Despite a significant reduction in crude prices and a corresponding drop in petrol landing costs, pump prices in Nigeria continue to rise, reaching between N920 and N970 per litre across different states. Industry experts say the rise is driven by foreign exchange instability, high logistics costs, and the influence of middlemen.

CORAN’s Publicity Secretary, Eche Idoko, expressed concern that although global oil prices have fallen, Nigerians are not benefitting due to the impact of forex volatility and market manipulation by intermediaries who profit from fuel imports.

“The real threat to cheaper petrol is not global oil prices, but the failure to support local refining and eliminate middlemen. These agents don’t take on any risk; they simply connect international traders with Nigerian consumers and cash out, all while making local refining difficult,” Idoko said in an interview.

He warned that unless the naira-for-crude deal is renewed and strengthened, prices will continue to climb, regardless of falling crude prices. The arrangement allowed local refiners to pay for crude oil in naira, reducing pressure on the foreign exchange market and offering relief to consumers.

Energy analysts note that Nigeria’s inability to fully capitalize on the naira-for-crude deal has become a stumbling block. While the Nigerian National Petroleum Company Limited (NNPC) initiated the policy with major refineries like Dangote’s, delivery shortfalls and uncertainty around contract renewal have disrupted momentum.

The six-month naira-for-crude pilot, which started in October 2024, expired in March 2025. During that period, approximately 280,000 barrels per day were delivered to Dangote Refinery in naira — below the agreed 385,000 barrels. Since the deal lapsed, Dangote has suspended naira-based fuel sales, prompting a surge in pump prices nationwide.

“Before the deal, petrol was heading toward N700 per litre. With local refining, we saw that figure begin to drop. If crude hits $50 per barrel, we should expect prices as low as N350. But the vested interests working against this policy are the reason Nigerians are paying more for less,” Idoko said.

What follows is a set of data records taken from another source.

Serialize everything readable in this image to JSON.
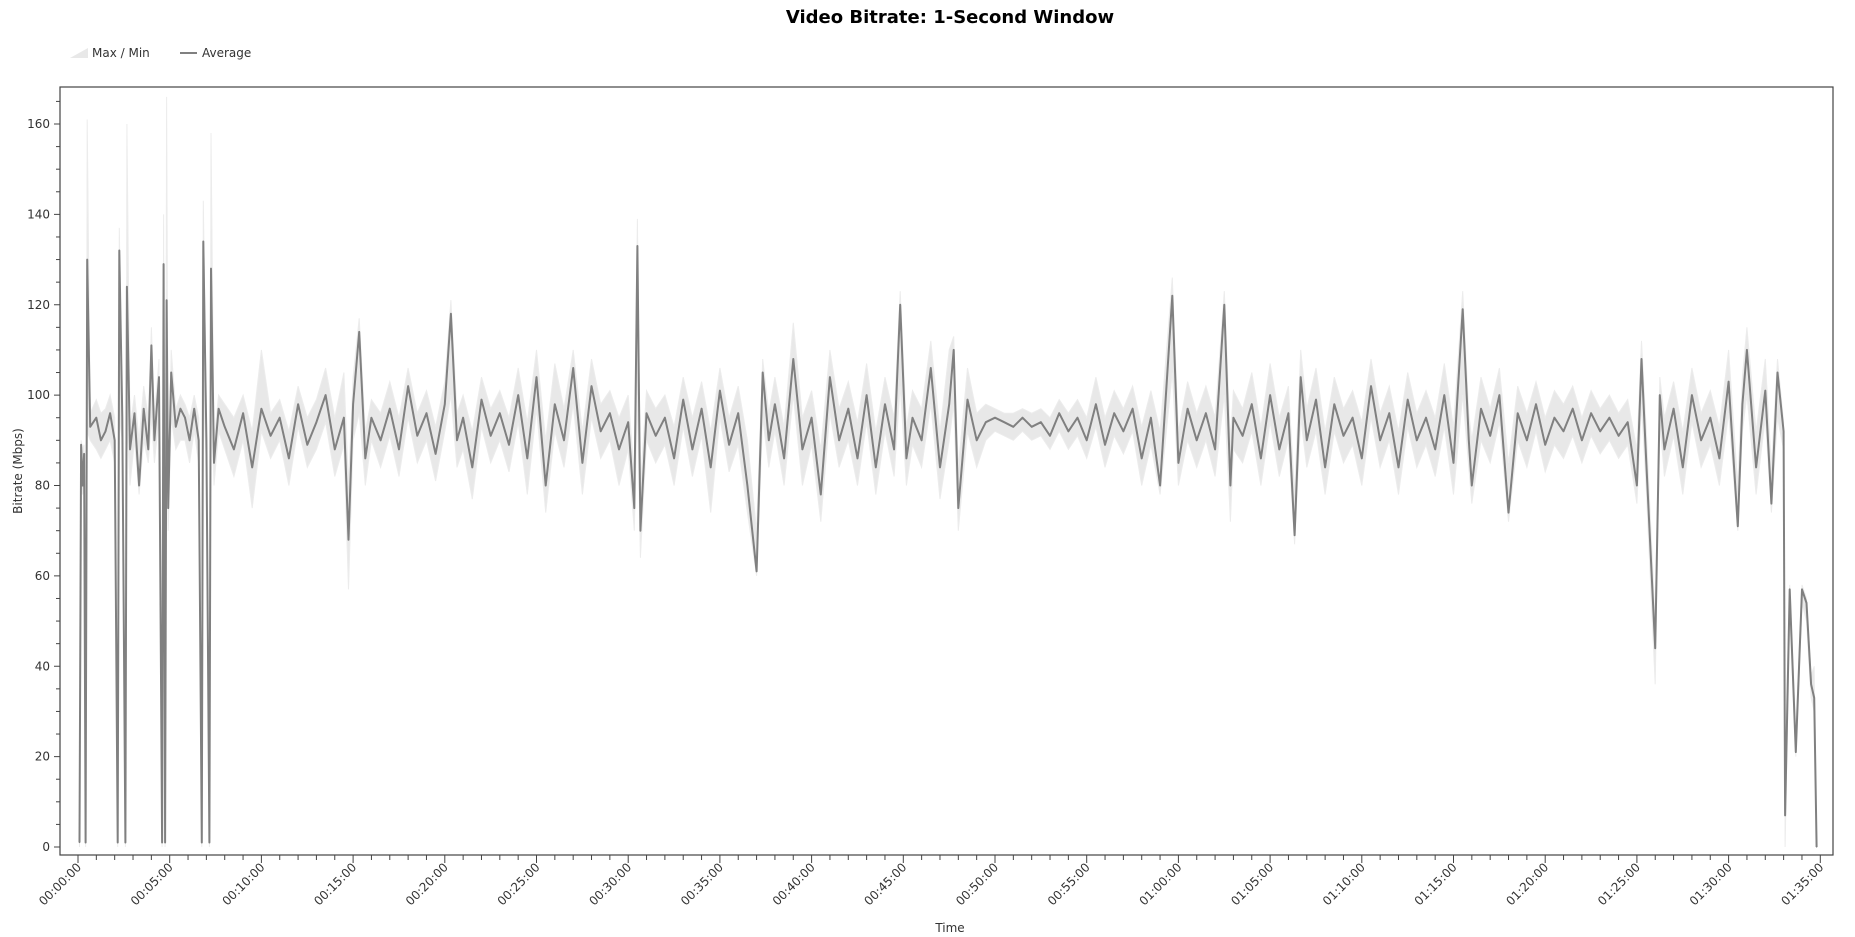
{
  "chart_data": {
    "type": "area",
    "title": "Video Bitrate: 1-Second Window",
    "xlabel": "Time",
    "ylabel": "Bitrate (Mbps)",
    "ylim": [
      0,
      168
    ],
    "xlim": [
      "00:00:00",
      "01:35:30"
    ],
    "y_ticks": [
      0,
      20,
      40,
      60,
      80,
      100,
      120,
      140,
      160
    ],
    "x_ticks": [
      "00:00:00",
      "00:05:00",
      "00:10:00",
      "00:15:00",
      "00:20:00",
      "00:25:00",
      "00:30:00",
      "00:35:00",
      "00:40:00",
      "00:45:00",
      "00:50:00",
      "00:55:00",
      "01:00:00",
      "01:05:00",
      "01:10:00",
      "01:15:00",
      "01:20:00",
      "01:25:00",
      "01:30:00",
      "01:35:00"
    ],
    "grid": false,
    "legend": {
      "placement": "top-left",
      "entries": [
        {
          "name": "Max / Min",
          "kind": "band",
          "color": "#e8e8e8"
        },
        {
          "name": "Average",
          "kind": "line",
          "color": "#808080"
        }
      ]
    },
    "columns": [
      "time",
      "average",
      "min",
      "max"
    ],
    "points": [
      [
        "00:00:05",
        1,
        0,
        2
      ],
      [
        "00:00:10",
        89,
        80,
        90
      ],
      [
        "00:00:15",
        80,
        78,
        88
      ],
      [
        "00:00:20",
        87,
        80,
        89
      ],
      [
        "00:00:25",
        1,
        0,
        2
      ],
      [
        "00:00:30",
        130,
        92,
        161
      ],
      [
        "00:00:40",
        93,
        90,
        96
      ],
      [
        "00:01:00",
        95,
        88,
        99
      ],
      [
        "00:01:15",
        90,
        86,
        96
      ],
      [
        "00:01:30",
        92,
        88,
        97
      ],
      [
        "00:01:45",
        96,
        90,
        100
      ],
      [
        "00:02:00",
        90,
        85,
        95
      ],
      [
        "00:02:10",
        1,
        0,
        2
      ],
      [
        "00:02:15",
        132,
        95,
        137
      ],
      [
        "00:02:25",
        95,
        90,
        97
      ],
      [
        "00:02:35",
        1,
        0,
        3
      ],
      [
        "00:02:40",
        124,
        95,
        160
      ],
      [
        "00:02:50",
        88,
        80,
        93
      ],
      [
        "00:03:05",
        96,
        90,
        100
      ],
      [
        "00:03:20",
        80,
        78,
        90
      ],
      [
        "00:03:35",
        97,
        90,
        102
      ],
      [
        "00:03:50",
        88,
        85,
        95
      ],
      [
        "00:04:00",
        111,
        95,
        115
      ],
      [
        "00:04:10",
        90,
        85,
        95
      ],
      [
        "00:04:25",
        104,
        95,
        108
      ],
      [
        "00:04:35",
        1,
        0,
        2
      ],
      [
        "00:04:40",
        129,
        100,
        140
      ],
      [
        "00:04:45",
        1,
        0,
        3
      ],
      [
        "00:04:50",
        121,
        100,
        166
      ],
      [
        "00:04:55",
        75,
        70,
        80
      ],
      [
        "00:05:05",
        105,
        95,
        110
      ],
      [
        "00:05:20",
        93,
        88,
        97
      ],
      [
        "00:05:35",
        97,
        90,
        100
      ],
      [
        "00:05:50",
        95,
        90,
        98
      ],
      [
        "00:06:05",
        90,
        85,
        95
      ],
      [
        "00:06:20",
        97,
        92,
        100
      ],
      [
        "00:06:35",
        90,
        85,
        95
      ],
      [
        "00:06:45",
        1,
        0,
        2
      ],
      [
        "00:06:50",
        134,
        100,
        143
      ],
      [
        "00:07:00",
        90,
        85,
        95
      ],
      [
        "00:07:10",
        1,
        0,
        2
      ],
      [
        "00:07:15",
        128,
        100,
        158
      ],
      [
        "00:07:25",
        85,
        80,
        90
      ],
      [
        "00:07:40",
        97,
        92,
        100
      ],
      [
        "00:08:00",
        93,
        88,
        98
      ],
      [
        "00:08:30",
        88,
        82,
        95
      ],
      [
        "00:09:00",
        96,
        90,
        100
      ],
      [
        "00:09:30",
        84,
        75,
        92
      ],
      [
        "00:10:00",
        97,
        92,
        110
      ],
      [
        "00:10:30",
        91,
        86,
        96
      ],
      [
        "00:11:00",
        95,
        90,
        99
      ],
      [
        "00:11:30",
        86,
        80,
        92
      ],
      [
        "00:12:00",
        98,
        93,
        102
      ],
      [
        "00:12:30",
        89,
        84,
        95
      ],
      [
        "00:13:00",
        94,
        88,
        99
      ],
      [
        "00:13:30",
        100,
        94,
        106
      ],
      [
        "00:14:00",
        88,
        82,
        95
      ],
      [
        "00:14:30",
        95,
        89,
        105
      ],
      [
        "00:14:45",
        68,
        57,
        80
      ],
      [
        "00:15:00",
        98,
        90,
        104
      ],
      [
        "00:15:20",
        114,
        96,
        117
      ],
      [
        "00:15:40",
        86,
        80,
        92
      ],
      [
        "00:16:00",
        95,
        90,
        99
      ],
      [
        "00:16:30",
        90,
        84,
        96
      ],
      [
        "00:17:00",
        97,
        91,
        103
      ],
      [
        "00:17:30",
        88,
        82,
        95
      ],
      [
        "00:18:00",
        102,
        95,
        106
      ],
      [
        "00:18:30",
        91,
        85,
        96
      ],
      [
        "00:19:00",
        96,
        90,
        101
      ],
      [
        "00:19:30",
        87,
        81,
        93
      ],
      [
        "00:20:00",
        98,
        92,
        103
      ],
      [
        "00:20:20",
        118,
        100,
        121
      ],
      [
        "00:20:40",
        90,
        84,
        96
      ],
      [
        "00:21:00",
        95,
        88,
        100
      ],
      [
        "00:21:30",
        84,
        77,
        92
      ],
      [
        "00:22:00",
        99,
        93,
        104
      ],
      [
        "00:22:30",
        91,
        85,
        97
      ],
      [
        "00:23:00",
        96,
        90,
        101
      ],
      [
        "00:23:30",
        89,
        83,
        95
      ],
      [
        "00:24:00",
        100,
        94,
        106
      ],
      [
        "00:24:30",
        86,
        78,
        94
      ],
      [
        "00:25:00",
        104,
        97,
        110
      ],
      [
        "00:25:30",
        80,
        74,
        90
      ],
      [
        "00:26:00",
        98,
        92,
        107
      ],
      [
        "00:26:30",
        90,
        84,
        97
      ],
      [
        "00:27:00",
        106,
        98,
        110
      ],
      [
        "00:27:30",
        85,
        78,
        92
      ],
      [
        "00:28:00",
        102,
        95,
        108
      ],
      [
        "00:28:30",
        92,
        86,
        98
      ],
      [
        "00:29:00",
        96,
        90,
        101
      ],
      [
        "00:29:30",
        88,
        80,
        95
      ],
      [
        "00:30:00",
        94,
        88,
        100
      ],
      [
        "00:30:20",
        75,
        70,
        82
      ],
      [
        "00:30:30",
        133,
        100,
        139
      ],
      [
        "00:30:40",
        70,
        64,
        80
      ],
      [
        "00:31:00",
        96,
        90,
        101
      ],
      [
        "00:31:30",
        91,
        85,
        97
      ],
      [
        "00:32:00",
        95,
        89,
        100
      ],
      [
        "00:32:30",
        86,
        80,
        93
      ],
      [
        "00:33:00",
        99,
        93,
        104
      ],
      [
        "00:33:30",
        88,
        82,
        95
      ],
      [
        "00:34:00",
        97,
        91,
        103
      ],
      [
        "00:34:30",
        84,
        74,
        92
      ],
      [
        "00:35:00",
        101,
        95,
        106
      ],
      [
        "00:35:30",
        89,
        83,
        95
      ],
      [
        "00:36:00",
        96,
        89,
        102
      ],
      [
        "00:36:30",
        80,
        74,
        90
      ],
      [
        "00:37:00",
        61,
        60,
        70
      ],
      [
        "00:37:20",
        105,
        95,
        108
      ],
      [
        "00:37:40",
        90,
        84,
        96
      ],
      [
        "00:38:00",
        98,
        92,
        104
      ],
      [
        "00:38:30",
        86,
        80,
        93
      ],
      [
        "00:39:00",
        108,
        100,
        116
      ],
      [
        "00:39:30",
        88,
        80,
        95
      ],
      [
        "00:40:00",
        95,
        89,
        101
      ],
      [
        "00:40:30",
        78,
        72,
        88
      ],
      [
        "00:41:00",
        104,
        96,
        110
      ],
      [
        "00:41:30",
        90,
        84,
        97
      ],
      [
        "00:42:00",
        97,
        90,
        103
      ],
      [
        "00:42:30",
        86,
        80,
        94
      ],
      [
        "00:43:00",
        100,
        94,
        107
      ],
      [
        "00:43:30",
        84,
        78,
        92
      ],
      [
        "00:44:00",
        98,
        92,
        104
      ],
      [
        "00:44:30",
        88,
        82,
        95
      ],
      [
        "00:44:50",
        120,
        102,
        123
      ],
      [
        "00:45:10",
        86,
        80,
        93
      ],
      [
        "00:45:30",
        95,
        89,
        101
      ],
      [
        "00:46:00",
        90,
        84,
        97
      ],
      [
        "00:46:30",
        106,
        98,
        112
      ],
      [
        "00:47:00",
        84,
        77,
        92
      ],
      [
        "00:47:30",
        98,
        90,
        110
      ],
      [
        "00:47:45",
        110,
        98,
        113
      ],
      [
        "00:48:00",
        75,
        70,
        84
      ],
      [
        "00:48:30",
        99,
        92,
        106
      ],
      [
        "00:49:00",
        90,
        84,
        96
      ],
      [
        "00:49:30",
        94,
        90,
        98
      ],
      [
        "00:50:00",
        95,
        92,
        97
      ],
      [
        "00:50:30",
        94,
        91,
        96
      ],
      [
        "00:51:00",
        93,
        90,
        96
      ],
      [
        "00:51:30",
        95,
        92,
        97
      ],
      [
        "00:52:00",
        93,
        90,
        96
      ],
      [
        "00:52:30",
        94,
        91,
        97
      ],
      [
        "00:53:00",
        91,
        88,
        95
      ],
      [
        "00:53:30",
        96,
        92,
        99
      ],
      [
        "00:54:00",
        92,
        88,
        96
      ],
      [
        "00:54:30",
        95,
        91,
        99
      ],
      [
        "00:55:00",
        90,
        86,
        95
      ],
      [
        "00:55:30",
        98,
        93,
        104
      ],
      [
        "00:56:00",
        89,
        84,
        95
      ],
      [
        "00:56:30",
        96,
        91,
        101
      ],
      [
        "00:57:00",
        92,
        87,
        97
      ],
      [
        "00:57:30",
        97,
        92,
        102
      ],
      [
        "00:58:00",
        86,
        80,
        93
      ],
      [
        "00:58:30",
        95,
        89,
        101
      ],
      [
        "00:59:00",
        80,
        78,
        92
      ],
      [
        "00:59:40",
        122,
        105,
        126
      ],
      [
        "01:00:00",
        85,
        80,
        92
      ],
      [
        "01:00:30",
        97,
        90,
        103
      ],
      [
        "01:01:00",
        90,
        84,
        96
      ],
      [
        "01:01:30",
        96,
        90,
        102
      ],
      [
        "01:02:00",
        88,
        82,
        95
      ],
      [
        "01:02:30",
        120,
        100,
        123
      ],
      [
        "01:02:50",
        80,
        72,
        90
      ],
      [
        "01:03:00",
        95,
        88,
        101
      ],
      [
        "01:03:30",
        91,
        85,
        97
      ],
      [
        "01:04:00",
        98,
        92,
        105
      ],
      [
        "01:04:30",
        86,
        80,
        93
      ],
      [
        "01:05:00",
        100,
        94,
        107
      ],
      [
        "01:05:30",
        88,
        82,
        95
      ],
      [
        "01:06:00",
        96,
        90,
        102
      ],
      [
        "01:06:20",
        69,
        67,
        78
      ],
      [
        "01:06:40",
        104,
        95,
        110
      ],
      [
        "01:07:00",
        90,
        84,
        97
      ],
      [
        "01:07:30",
        99,
        92,
        106
      ],
      [
        "01:08:00",
        84,
        78,
        92
      ],
      [
        "01:08:30",
        98,
        92,
        104
      ],
      [
        "01:09:00",
        91,
        85,
        97
      ],
      [
        "01:09:30",
        95,
        89,
        101
      ],
      [
        "01:10:00",
        86,
        80,
        94
      ],
      [
        "01:10:30",
        102,
        95,
        108
      ],
      [
        "01:11:00",
        90,
        84,
        96
      ],
      [
        "01:11:30",
        96,
        90,
        102
      ],
      [
        "01:12:00",
        84,
        78,
        92
      ],
      [
        "01:12:30",
        99,
        93,
        105
      ],
      [
        "01:13:00",
        90,
        84,
        96
      ],
      [
        "01:13:30",
        95,
        89,
        101
      ],
      [
        "01:14:00",
        88,
        82,
        95
      ],
      [
        "01:14:30",
        100,
        93,
        107
      ],
      [
        "01:15:00",
        85,
        78,
        93
      ],
      [
        "01:15:30",
        119,
        100,
        123
      ],
      [
        "01:15:50",
        90,
        84,
        96
      ],
      [
        "01:16:00",
        80,
        76,
        90
      ],
      [
        "01:16:30",
        97,
        90,
        104
      ],
      [
        "01:17:00",
        91,
        85,
        97
      ],
      [
        "01:17:30",
        100,
        94,
        106
      ],
      [
        "01:18:00",
        74,
        72,
        85
      ],
      [
        "01:18:30",
        96,
        90,
        102
      ],
      [
        "01:19:00",
        90,
        84,
        96
      ],
      [
        "01:19:30",
        98,
        92,
        103
      ],
      [
        "01:20:00",
        89,
        83,
        95
      ],
      [
        "01:20:30",
        95,
        89,
        101
      ],
      [
        "01:21:00",
        92,
        86,
        98
      ],
      [
        "01:21:30",
        97,
        91,
        102
      ],
      [
        "01:22:00",
        90,
        85,
        95
      ],
      [
        "01:22:30",
        96,
        91,
        101
      ],
      [
        "01:23:00",
        92,
        87,
        97
      ],
      [
        "01:23:30",
        95,
        90,
        100
      ],
      [
        "01:24:00",
        91,
        86,
        96
      ],
      [
        "01:24:30",
        94,
        89,
        99
      ],
      [
        "01:25:00",
        80,
        76,
        88
      ],
      [
        "01:25:15",
        108,
        98,
        112
      ],
      [
        "01:25:30",
        86,
        80,
        93
      ],
      [
        "01:26:00",
        44,
        36,
        50
      ],
      [
        "01:26:15",
        100,
        94,
        104
      ],
      [
        "01:26:30",
        88,
        82,
        95
      ],
      [
        "01:27:00",
        97,
        91,
        103
      ],
      [
        "01:27:30",
        84,
        78,
        92
      ],
      [
        "01:28:00",
        100,
        94,
        106
      ],
      [
        "01:28:30",
        90,
        84,
        96
      ],
      [
        "01:29:00",
        95,
        89,
        101
      ],
      [
        "01:29:30",
        86,
        80,
        93
      ],
      [
        "01:30:00",
        103,
        96,
        110
      ],
      [
        "01:30:30",
        71,
        70,
        80
      ],
      [
        "01:30:45",
        98,
        92,
        104
      ],
      [
        "01:31:00",
        110,
        100,
        115
      ],
      [
        "01:31:30",
        84,
        78,
        92
      ],
      [
        "01:32:00",
        101,
        95,
        108
      ],
      [
        "01:32:20",
        76,
        74,
        84
      ],
      [
        "01:32:40",
        105,
        95,
        108
      ],
      [
        "01:33:00",
        92,
        88,
        94
      ],
      [
        "01:33:05",
        7,
        0,
        20
      ],
      [
        "01:33:20",
        57,
        52,
        58
      ],
      [
        "01:33:40",
        21,
        20,
        25
      ],
      [
        "01:34:00",
        57,
        54,
        58
      ],
      [
        "01:34:15",
        54,
        50,
        55
      ],
      [
        "01:34:30",
        36,
        33,
        38
      ],
      [
        "01:34:40",
        33,
        30,
        40
      ],
      [
        "01:34:48",
        0,
        0,
        1
      ]
    ]
  }
}
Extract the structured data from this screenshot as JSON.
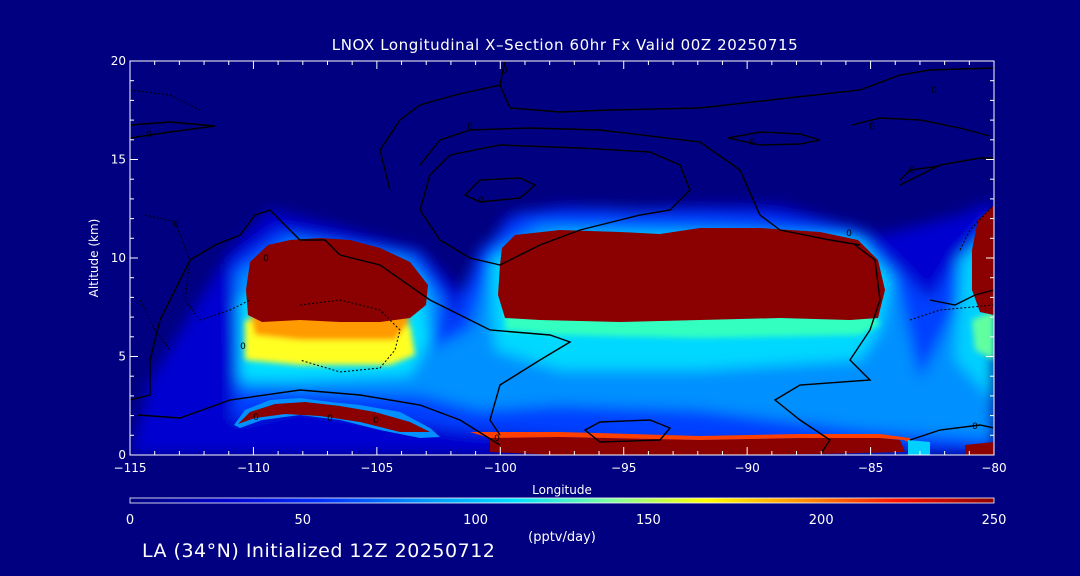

He criticized the growing politicization of energy security and warned that local refiners have been forced to look outside the country to source crude in order to stay operational. He added that many domestic refineries are now purchasing crude from international suppliers — a move that defeats the purpose of national self-sufficiency in energy production.

Petrol landing costs have also declined recently, falling from N885 to N865. Still, depot prices have increased, with figures in Lagos climbing from N860 to N900 per litre. Observers argue this reflects a failure of Nigeria’s downstream sector to respond to positive global trends.

Idoko called on the Tinubu administration, under whose purview the petroleum ministry falls, to make a firm decision in favor of sustaining the naira-for-crude initiative.

“This is one of the boldest policies ever introduced in Nigeria’s oil sector. It’s about securing our energy future and giving Nigerians the benefit of our oil wealth. The government must rise above the sabotage of selfish interests,” he concluded.